There are several key considerations in managing cover crops, including timing the termination of the cover crop and maximizing nitrogen capture. Sometimes this means cover crops may need to be terminated when they are in full bloom to prevent seed set. Ideally, flowering cover crops are paired with other strategies to make sure there are flowering plants for bees to forage on.
More resources
Hedgerows are areas where woody and perennial plants are planted around farm and field borders. They offer the benefits of providing a windbreak, preventing wind erosion, and serving as a wildlife habitat.
If flowering trees, shrubs, and perennials are incorporated into the hedgerow, they can provide places for pollinators to forage. The year-round nature of these areas can also provide spots for overwintering.
More resources
Bee lawns replace a portion of traditional turf grasses with low-growing, flowering plants. Common plants integrated into Minnesota bee lawn mixes are Dutch white clover and self-heal. When these plants are flowering, there is an additional area for pollinators to forage.
These spaces have the extra benefit of needing minimal inputs in terms of fertilizer and pesticides.
Place bee lawns in places where pesticides aren’t used in crop management, such as in field margins or between rows. Mowing the flowers before pesticide application reduces the likelihood that bees will be foraging when sprays are applied.
More resources
Areas of native vegetation can help protect Minnesota’s water by controlling erosion and filtering water. They also provide areas where pollinators can forage and live year-round.
When these areas are composed of multiple species of native grasses and wildflowers that bloom throughout the season, they are valuable to pollinators.

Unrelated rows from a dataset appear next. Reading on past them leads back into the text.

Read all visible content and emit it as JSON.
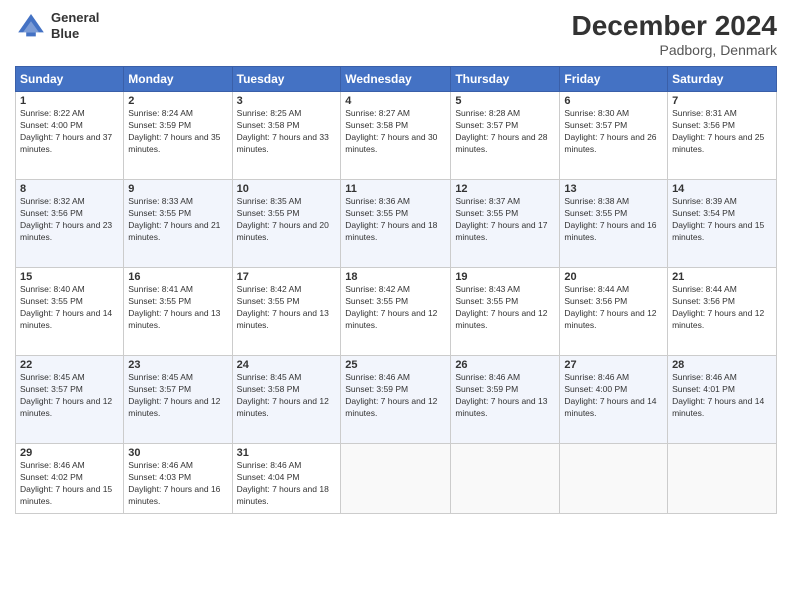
{
  "logo": {
    "line1": "General",
    "line2": "Blue"
  },
  "title": "December 2024",
  "location": "Padborg, Denmark",
  "days_of_week": [
    "Sunday",
    "Monday",
    "Tuesday",
    "Wednesday",
    "Thursday",
    "Friday",
    "Saturday"
  ],
  "weeks": [
    [
      {
        "num": "1",
        "sunrise": "Sunrise: 8:22 AM",
        "sunset": "Sunset: 4:00 PM",
        "daylight": "Daylight: 7 hours and 37 minutes."
      },
      {
        "num": "2",
        "sunrise": "Sunrise: 8:24 AM",
        "sunset": "Sunset: 3:59 PM",
        "daylight": "Daylight: 7 hours and 35 minutes."
      },
      {
        "num": "3",
        "sunrise": "Sunrise: 8:25 AM",
        "sunset": "Sunset: 3:58 PM",
        "daylight": "Daylight: 7 hours and 33 minutes."
      },
      {
        "num": "4",
        "sunrise": "Sunrise: 8:27 AM",
        "sunset": "Sunset: 3:58 PM",
        "daylight": "Daylight: 7 hours and 30 minutes."
      },
      {
        "num": "5",
        "sunrise": "Sunrise: 8:28 AM",
        "sunset": "Sunset: 3:57 PM",
        "daylight": "Daylight: 7 hours and 28 minutes."
      },
      {
        "num": "6",
        "sunrise": "Sunrise: 8:30 AM",
        "sunset": "Sunset: 3:57 PM",
        "daylight": "Daylight: 7 hours and 26 minutes."
      },
      {
        "num": "7",
        "sunrise": "Sunrise: 8:31 AM",
        "sunset": "Sunset: 3:56 PM",
        "daylight": "Daylight: 7 hours and 25 minutes."
      }
    ],
    [
      {
        "num": "8",
        "sunrise": "Sunrise: 8:32 AM",
        "sunset": "Sunset: 3:56 PM",
        "daylight": "Daylight: 7 hours and 23 minutes."
      },
      {
        "num": "9",
        "sunrise": "Sunrise: 8:33 AM",
        "sunset": "Sunset: 3:55 PM",
        "daylight": "Daylight: 7 hours and 21 minutes."
      },
      {
        "num": "10",
        "sunrise": "Sunrise: 8:35 AM",
        "sunset": "Sunset: 3:55 PM",
        "daylight": "Daylight: 7 hours and 20 minutes."
      },
      {
        "num": "11",
        "sunrise": "Sunrise: 8:36 AM",
        "sunset": "Sunset: 3:55 PM",
        "daylight": "Daylight: 7 hours and 18 minutes."
      },
      {
        "num": "12",
        "sunrise": "Sunrise: 8:37 AM",
        "sunset": "Sunset: 3:55 PM",
        "daylight": "Daylight: 7 hours and 17 minutes."
      },
      {
        "num": "13",
        "sunrise": "Sunrise: 8:38 AM",
        "sunset": "Sunset: 3:55 PM",
        "daylight": "Daylight: 7 hours and 16 minutes."
      },
      {
        "num": "14",
        "sunrise": "Sunrise: 8:39 AM",
        "sunset": "Sunset: 3:54 PM",
        "daylight": "Daylight: 7 hours and 15 minutes."
      }
    ],
    [
      {
        "num": "15",
        "sunrise": "Sunrise: 8:40 AM",
        "sunset": "Sunset: 3:55 PM",
        "daylight": "Daylight: 7 hours and 14 minutes."
      },
      {
        "num": "16",
        "sunrise": "Sunrise: 8:41 AM",
        "sunset": "Sunset: 3:55 PM",
        "daylight": "Daylight: 7 hours and 13 minutes."
      },
      {
        "num": "17",
        "sunrise": "Sunrise: 8:42 AM",
        "sunset": "Sunset: 3:55 PM",
        "daylight": "Daylight: 7 hours and 13 minutes."
      },
      {
        "num": "18",
        "sunrise": "Sunrise: 8:42 AM",
        "sunset": "Sunset: 3:55 PM",
        "daylight": "Daylight: 7 hours and 12 minutes."
      },
      {
        "num": "19",
        "sunrise": "Sunrise: 8:43 AM",
        "sunset": "Sunset: 3:55 PM",
        "daylight": "Daylight: 7 hours and 12 minutes."
      },
      {
        "num": "20",
        "sunrise": "Sunrise: 8:44 AM",
        "sunset": "Sunset: 3:56 PM",
        "daylight": "Daylight: 7 hours and 12 minutes."
      },
      {
        "num": "21",
        "sunrise": "Sunrise: 8:44 AM",
        "sunset": "Sunset: 3:56 PM",
        "daylight": "Daylight: 7 hours and 12 minutes."
      }
    ],
    [
      {
        "num": "22",
        "sunrise": "Sunrise: 8:45 AM",
        "sunset": "Sunset: 3:57 PM",
        "daylight": "Daylight: 7 hours and 12 minutes."
      },
      {
        "num": "23",
        "sunrise": "Sunrise: 8:45 AM",
        "sunset": "Sunset: 3:57 PM",
        "daylight": "Daylight: 7 hours and 12 minutes."
      },
      {
        "num": "24",
        "sunrise": "Sunrise: 8:45 AM",
        "sunset": "Sunset: 3:58 PM",
        "daylight": "Daylight: 7 hours and 12 minutes."
      },
      {
        "num": "25",
        "sunrise": "Sunrise: 8:46 AM",
        "sunset": "Sunset: 3:59 PM",
        "daylight": "Daylight: 7 hours and 12 minutes."
      },
      {
        "num": "26",
        "sunrise": "Sunrise: 8:46 AM",
        "sunset": "Sunset: 3:59 PM",
        "daylight": "Daylight: 7 hours and 13 minutes."
      },
      {
        "num": "27",
        "sunrise": "Sunrise: 8:46 AM",
        "sunset": "Sunset: 4:00 PM",
        "daylight": "Daylight: 7 hours and 14 minutes."
      },
      {
        "num": "28",
        "sunrise": "Sunrise: 8:46 AM",
        "sunset": "Sunset: 4:01 PM",
        "daylight": "Daylight: 7 hours and 14 minutes."
      }
    ],
    [
      {
        "num": "29",
        "sunrise": "Sunrise: 8:46 AM",
        "sunset": "Sunset: 4:02 PM",
        "daylight": "Daylight: 7 hours and 15 minutes."
      },
      {
        "num": "30",
        "sunrise": "Sunrise: 8:46 AM",
        "sunset": "Sunset: 4:03 PM",
        "daylight": "Daylight: 7 hours and 16 minutes."
      },
      {
        "num": "31",
        "sunrise": "Sunrise: 8:46 AM",
        "sunset": "Sunset: 4:04 PM",
        "daylight": "Daylight: 7 hours and 18 minutes."
      },
      null,
      null,
      null,
      null
    ]
  ]
}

These areas benefit from having a buffer from areas managed with pesticides. The smaller the distance between the plantings and the crop, the more pollination is observed, but the greater the risk of drift into the area. After establishment, work to prevent drift into these areas.
Resources for selecting plants
How to balance protecting bee habitat and managing pests
Growers using integrated pest management (IPM) techniques may see that some pollinators’ habitat requirements directly conflict with what bees need to have habitat.
For example, ground nesting bees need undisturbed soil, but many farmers use light tillage to remove weeds, or chop crop residues at the end of the season to limit the buildup of plant disease.
It is hard for one space on our farm to do everything. While you may not be able to provide year-round, undisturbed soil where you grow pumpkins, there may be another spot on your farm where you are able to provide it.
Some Minnesota farmers set aside portions of their land for pollinator plantings that provide year-round habitat for pollinators as well as beauty.
- Graham, Kelsey K., et al. “Pesticide drift into field margins threatens bee pollinators and other beneficial insects.” Environmental Entomology (2025): nvaf051.
- Graham, Kelsey K., Scott McArt, and Rufus Isaacs. “High pesticide exposure and risk to bees in pollinator plantings adjacent to conventionally managed blueberry fields.” Science of The Total Environment 922 (2024): 171248.
- Portman, Zachary M., et al. “A checklist of the bees (Hymenoptera: Apoidea) of Minnesota.” Zootaxa 5304.1 (2023): 1-95.